Prayer life of a Claretian
Prayer is essential to the life of a Christian because it centers the individual on God’s work and assists him in maintaining balance and direction in life. For Claretians, prayer is very important because it focuses one to become Christ for the people with whom we live. Working in an inner city or missionary setting, Claretians witness Christ’s message. It is only through a healthy prayer life, nurtured by silence and reflection, that one can experience God’s presence in the world. Prayer is an ongoing dialogue with God, and allows Claretians to be ever mindful of the sacred task ahead.
As the inspired Word of God, Scripture serves as the never ending source of strength for all Christians. By reading and reflecting on passages from the Old and New Testaments, Claretians find guidance in understanding and dealing with personal and external challenges. Through prayerful reflection on the Scriptures, Claretians become immersed in God’s Word in reaffirming their sacred ministry as well as keeping them focused on the Christ-centered labor they undertake.
Prayer has a dynamic meaning in Christian spirituality. St. Anthony Claret's missionary zeal was enkindled through prayer and prayer moves Claretians to be Christ for others. It is prayer that opens us to life, history, and creation. It is prayer that helps us constantly strive to recognize God’s presence in our world and moves us to solidarity with our brothers and sisters, especially the poor and those who suffer.
In the midst busy lives, Claretians see the need to find time to set aside for prayer. Personal prayer has to come from a daily commitment. The Claretian charism as hearers and servants of the Word demands that Claretians cultivate this contemplative dimension in a special way. The Word of God is the primary source of all Christian spirituality. Passion for the Word nourishes and impels Claretians to give ourselves to others. Claretians are servants of the Word in community and mission is the heart of every community. The community offers support for that deep vocational reason of our being as consecrated people and our local community is called to be a school of missionary spirituality. The Claretian community is missionary and not monastic. Claretians live out their fellowship for and among the people.

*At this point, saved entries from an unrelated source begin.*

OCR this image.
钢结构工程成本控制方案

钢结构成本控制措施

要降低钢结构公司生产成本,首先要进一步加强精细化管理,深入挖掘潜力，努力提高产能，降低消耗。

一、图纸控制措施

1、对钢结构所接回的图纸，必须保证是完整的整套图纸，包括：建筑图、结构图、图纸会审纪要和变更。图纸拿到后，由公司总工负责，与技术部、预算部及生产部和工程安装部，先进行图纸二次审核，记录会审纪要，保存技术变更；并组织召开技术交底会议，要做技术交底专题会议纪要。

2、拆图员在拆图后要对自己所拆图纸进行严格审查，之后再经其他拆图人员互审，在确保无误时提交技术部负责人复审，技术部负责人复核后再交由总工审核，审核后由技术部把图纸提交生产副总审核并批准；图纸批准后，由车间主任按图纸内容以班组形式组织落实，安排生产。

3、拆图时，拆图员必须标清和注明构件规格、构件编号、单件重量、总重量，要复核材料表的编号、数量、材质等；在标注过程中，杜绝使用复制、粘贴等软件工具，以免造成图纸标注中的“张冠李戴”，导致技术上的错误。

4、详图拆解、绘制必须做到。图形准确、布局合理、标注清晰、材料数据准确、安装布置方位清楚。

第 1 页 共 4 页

Claretians are servants of the Word in community. Claretian communities are called to be true schools of spirituality where, as Mary did, the Word is listened to, welcomed, and shared. Mary, Mother of Jesus, mother of the Claretian congregation, is an abiding presence. The Claretians are called “Sons of the Immaculate Heart of Mary,” sons of her heart, and she is called upon as directress and above all as spiritual mother.
The Eucharist is the core of Claretian spirituality; the generative center of the Claretian missionary and community life. The Word is a summons to the table of the Eucharist in solidarity and in going forth to our sisters and brothers, especially those who suffer. Gathered around the table of the Lord who shares his life with his disciples we experience the sorrow and the exclusion of so many people. The Eucharist is the powerful call to work together to transform the world according to God’s plan. United to Christ we intercede for the men and women of the earth and in prayer. Claretians unite themselves to all conflictive situations in the world. Claretians allow the tears and crisis of the suffering of humanity and nature to penetrate, leading us to a greater commitment on behalf of those who are oppressed.
Leading a religious life can be challenging. It is necessary for all Christians and especially those committed to living religious life to have a spiritual director or mentor. A spiritual companion allows the believer to share his joys and sorrows in following Christ and serves as a mentor in the journey to be with God. At times everyone needs encouragement or constructive criticism.
The Claretian vocation is but one expression of religious life. Committed to bring the Word of God to all peoples, Claretians are people of prayer ready to respond to what is most timely, urgent, and needed to build God’s Kingdom of love and justice.